Princeton Leads Rankings from U.S. News, Wall Street Journal, and Forbes

Publications placed the University No. 1 on their latest lists based on outcomes, costs

Students from the Class of 2028 pose outside FitzRandolph Gate

Members of Princeton’s Class of 2028 at the Pre-rade in early September.

Kevin Birch

Brett Tomlinson
By Brett Tomlinson

Published Sept. 24, 2024

2 min read

Princeton held onto the top spot in a trio of college rankings published in September by The Wall Street Journal/College Pulse, Forbes, and U.S. News & World Report. All three ranked Princeton first last year as well, and on the popular U.S. News list, the University has been No. 1 for 14 consecutive years.  

Other schools finishing high in the rankings this year include MIT (No. 2 in U.S. News, No. 3 in Forbes, No. 6 in WSJ/College Pulse), Harvard (No. 3 in U.S. News, No. 8 in Forbes, No. 7 in WSJ/College Pulse), Stanford (No. 4 in U.S. News, No. 2 in Forbes, No. 4 in WSJ/College Pulse), and Yale (No. 5 in U.S. News, No. 4 in Forbes, No. 4 in WSJ/College Pulse).  

Princeton President Christopher Eisgruber ’83 has regularly downplayed the role of rankings during his decade-plus in Nassau Hall. “I am proud of Princeton’s teaching and research, and I am happy to see the University’s quality acknowledged so visibly,” he wrote in a 2021 President’s Page column. “I am convinced, however, that the rankings game is a bit of mishegoss — a slightly wacky obsession that does harm when taken too seriously.”  

Instead, Eisgruber and other spokespeople for the University have encouraged prospective students to consult resources such as the Department of Education’s College Scorecard and look at factors such as graduation rate, net cost, and student-faculty engagement when choosing where to apply.  

In addition to placing Princeton at the top of its National Universities list, U.S. News ranked the University No. 1 among Best Value Schools based on its calculation for the average cost after receiving grants ($12,176) and the percentage of undergrads receiving need-based aid (64%).  

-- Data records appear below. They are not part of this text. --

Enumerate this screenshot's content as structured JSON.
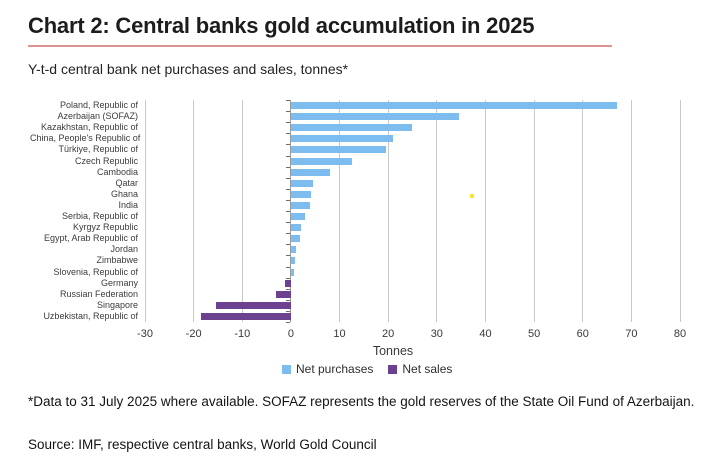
{
  "page": {
    "title": "Chart 2: Central banks gold accumulation in 2025",
    "subtitle": "Y-t-d central bank net purchases and sales, tonnes*",
    "footnote": "*Data to 31 July 2025 where available. SOFAZ represents the gold reserves of the State Oil Fund of Azerbaijan.",
    "source": "Source: IMF, respective central banks, World Gold Council"
  },
  "legend": {
    "purchases_label": "Net purchases",
    "sales_label": "Net sales"
  },
  "colors": {
    "purchases": "#7CBCEE",
    "sales": "#6B4190",
    "gridline": "#c9c9c9",
    "zero_line": "#9b9b9b",
    "title_underline": "#c23b3b",
    "stray_dot": "#F4E52E"
  },
  "chart_data": {
    "type": "bar",
    "orientation": "horizontal",
    "title": "Chart 2: Central banks gold accumulation in 2025",
    "subtitle": "Y-t-d central bank net purchases and sales, tonnes*",
    "xlabel": "Tonnes",
    "ylabel": "",
    "xlim": [
      -30,
      80
    ],
    "xticks": [
      -30,
      -20,
      -10,
      0,
      10,
      20,
      30,
      40,
      50,
      60,
      70,
      80
    ],
    "grid": "vertical gridlines at every 10 tonnes",
    "legend_position": "bottom",
    "series_rule": "positive values = Net purchases (blue), negative values = Net sales (purple)",
    "categories": [
      "Poland, Republic of",
      "Azerbaijan (SOFAZ)",
      "Kazakhstan, Republic of",
      "China, People's Republic of",
      "Türkiye, Republic of",
      "Czech Republic",
      "Cambodia",
      "Qatar",
      "Ghana",
      "India",
      "Serbia, Republic of",
      "Kyrgyz Republic",
      "Egypt, Arab Republic of",
      "Jordan",
      "Zimbabwe",
      "Slovenia, Republic of",
      "Germany",
      "Russian Federation",
      "Singapore",
      "Uzbekistan, Republic of"
    ],
    "values": [
      67,
      34.6,
      25,
      21,
      19.6,
      12.5,
      8,
      4.5,
      4.2,
      3.9,
      2.9,
      2.1,
      1.8,
      1.0,
      0.9,
      0.7,
      -1.2,
      -3,
      -15.5,
      -18.5
    ]
  }
}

The WSJ/College Pulse list “measures how well each college sets graduates up for financial success” and uses a model to estimate how colleges improve graduation rates and graduates’ salaries, according to a summary of the rankings. The Wall Steet Journal also hailed Princeton’s career preparation, including “Princeternships,” job-shadowing internships that can begin during winter break for interested freshmen.  

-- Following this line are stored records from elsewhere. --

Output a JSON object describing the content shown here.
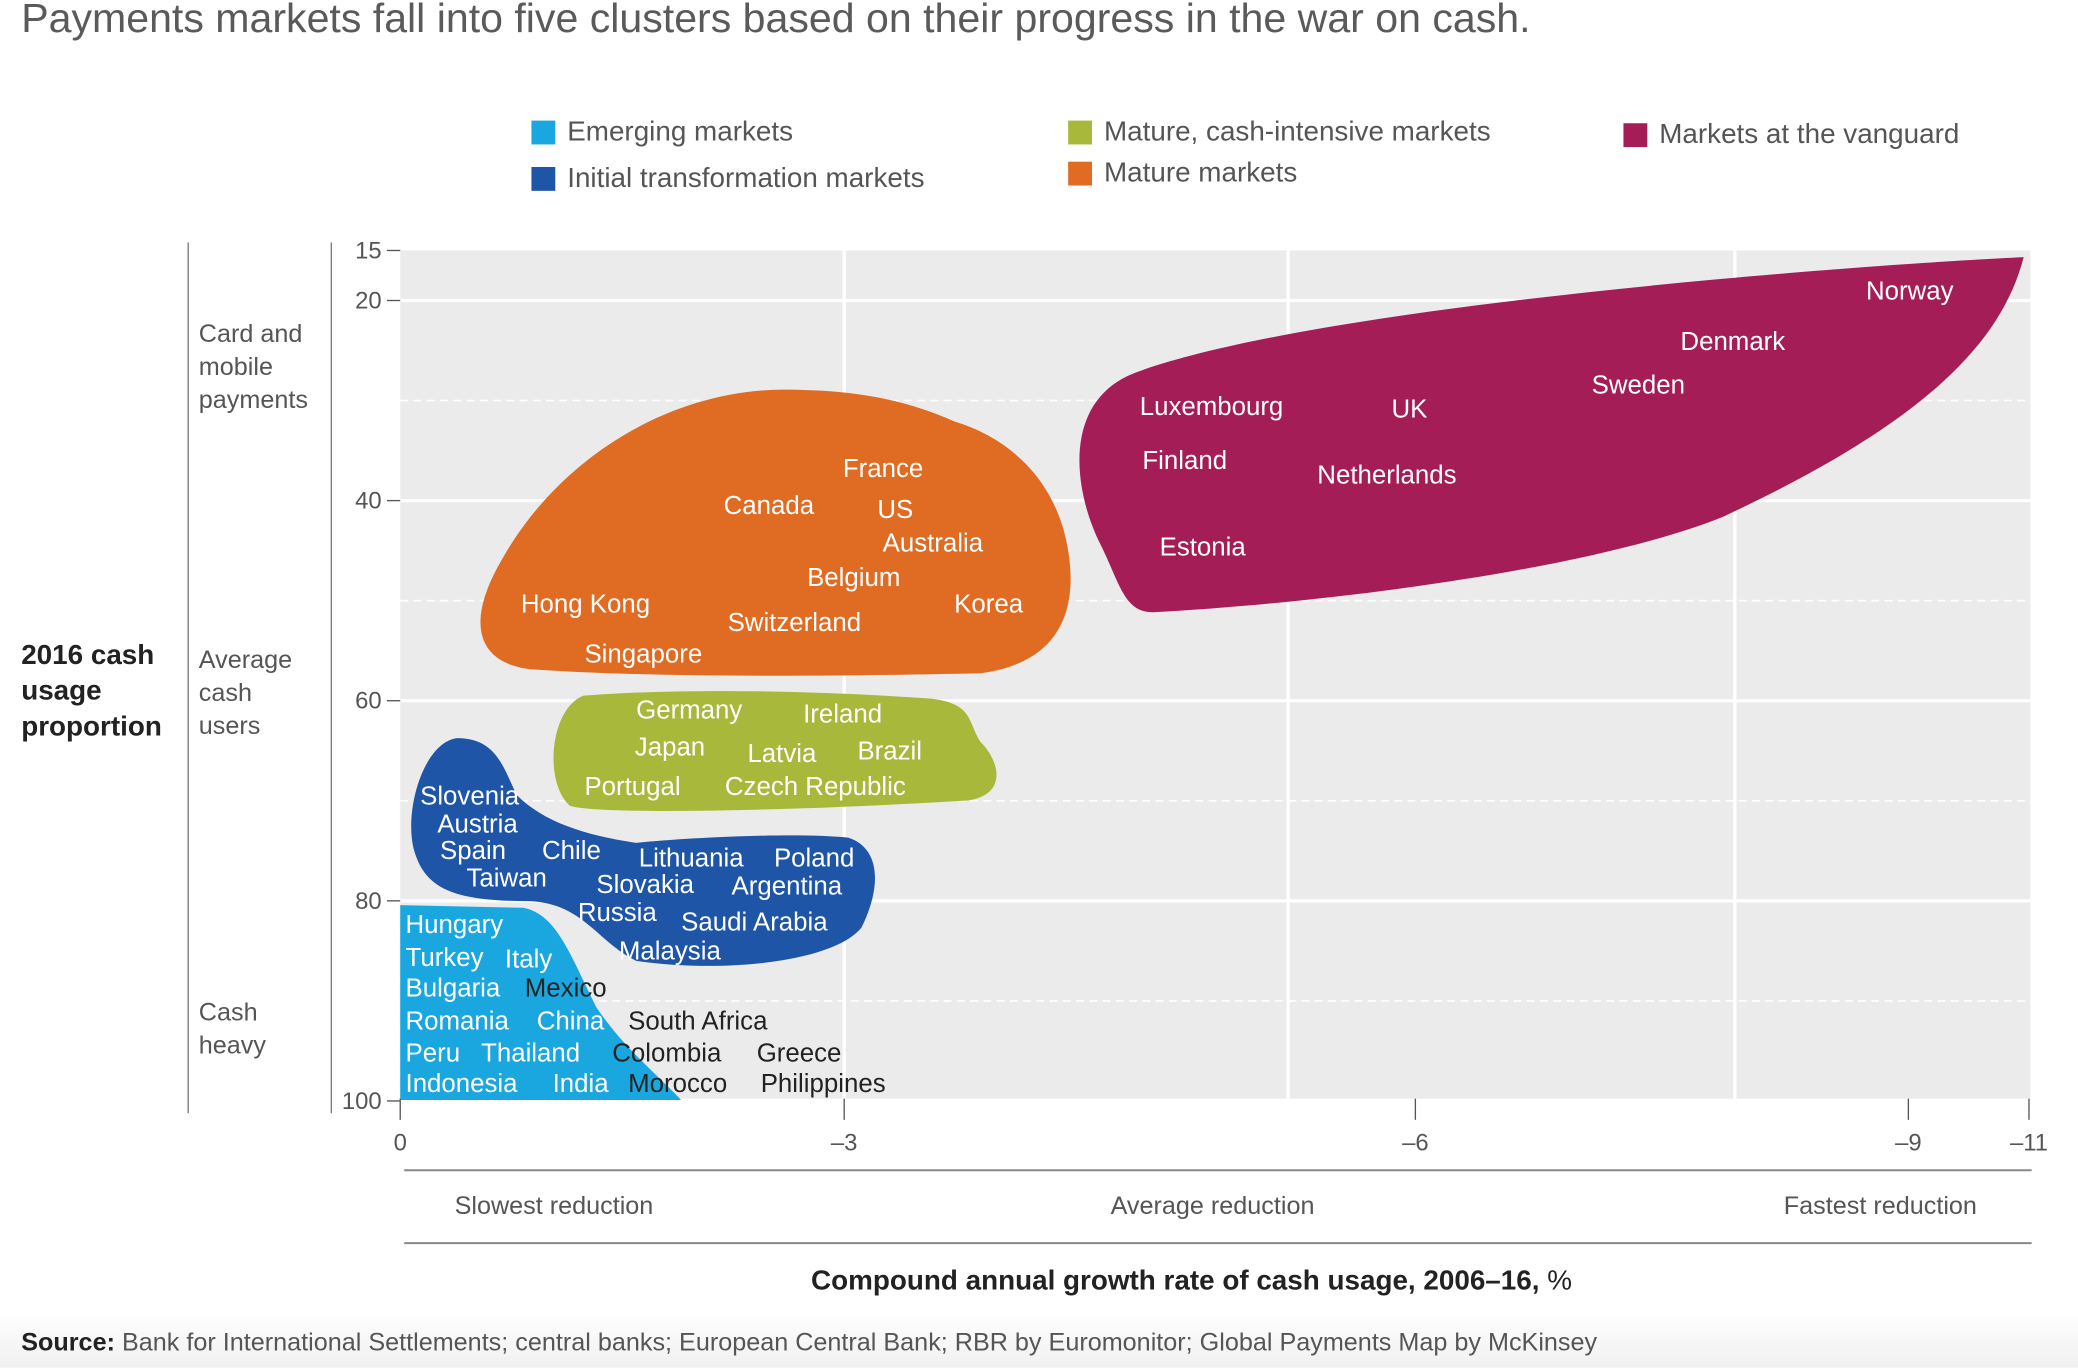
{
  "title": "Payments markets fall into five clusters based on their progress in the war on cash.",
  "legend": [
    {
      "label": "Emerging markets",
      "color": "#1aa7e0"
    },
    {
      "label": "Initial transformation markets",
      "color": "#1f55a6"
    },
    {
      "label": "Mature, cash-intensive markets",
      "color": "#a8b83a"
    },
    {
      "label": "Mature markets",
      "color": "#e06c24"
    },
    {
      "label": "Markets at the vanguard",
      "color": "#a51d56"
    }
  ],
  "y_side_labels": [
    "Card and mobile payments",
    "Average cash users",
    "Cash heavy"
  ],
  "x_bands": [
    "Slowest reduction",
    "Average reduction",
    "Fastest reduction"
  ],
  "source_label": "Source:",
  "source_text": "Bank for International Settlements; central banks; European Central Bank; RBR by Euromonitor; Global Payments Map by McKinsey",
  "chart_data": {
    "type": "scatter",
    "title": "Payments markets fall into five clusters based on their progress in the war on cash.",
    "ylabel": "2016 cash usage proportion",
    "xlabel": "Compound annual growth rate of cash usage, 2006–16,",
    "xlabel_unit": "%",
    "x_ticks": [
      "0",
      "–3",
      "–6",
      "–9",
      "–11"
    ],
    "y_ticks": [
      "15",
      "20",
      "40",
      "60",
      "80",
      "100"
    ],
    "xlim": [
      0,
      -11
    ],
    "ylim": [
      15,
      100
    ],
    "y_inverted": true,
    "grid": true,
    "legend_position": "top",
    "clusters": [
      {
        "name": "Markets at the vanguard",
        "countries": [
          "Norway",
          "Denmark",
          "Sweden",
          "Luxembourg",
          "UK",
          "Finland",
          "Netherlands",
          "Estonia"
        ]
      },
      {
        "name": "Mature markets",
        "countries": [
          "France",
          "Canada",
          "US",
          "Australia",
          "Belgium",
          "Hong Kong",
          "Korea",
          "Switzerland",
          "Singapore"
        ]
      },
      {
        "name": "Mature, cash-intensive markets",
        "countries": [
          "Germany",
          "Ireland",
          "Japan",
          "Latvia",
          "Brazil",
          "Portugal",
          "Czech Republic"
        ]
      },
      {
        "name": "Initial transformation markets",
        "countries": [
          "Slovenia",
          "Austria",
          "Spain",
          "Chile",
          "Lithuania",
          "Poland",
          "Taiwan",
          "Slovakia",
          "Argentina",
          "Russia",
          "Saudi Arabia",
          "Malaysia"
        ]
      },
      {
        "name": "Emerging markets",
        "countries": [
          "Hungary",
          "Turkey",
          "Italy",
          "Bulgaria",
          "Mexico",
          "Romania",
          "China",
          "South Africa",
          "Peru",
          "Thailand",
          "Colombia",
          "Greece",
          "Indonesia",
          "India",
          "Morocco",
          "Philippines"
        ]
      }
    ]
  }
}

The Forbes rankings draw on several outcome metrics, including retention, graduation rates, return on investment, graduate salaries, the “leadership and entrepreneurial success” of alumni. Its profile of Princeton reports that alumni with 10 or more years of work experience have a median salary of $189,400, which is tied with MIT for the top spot in that category. (The data comes from self-reported surveys conducted by Payscale.)

Princeton ranked fifth among national universities in theWashington Monthly College Guide, published August, which rates institutions in the areas of community and national service, research, and social mobility.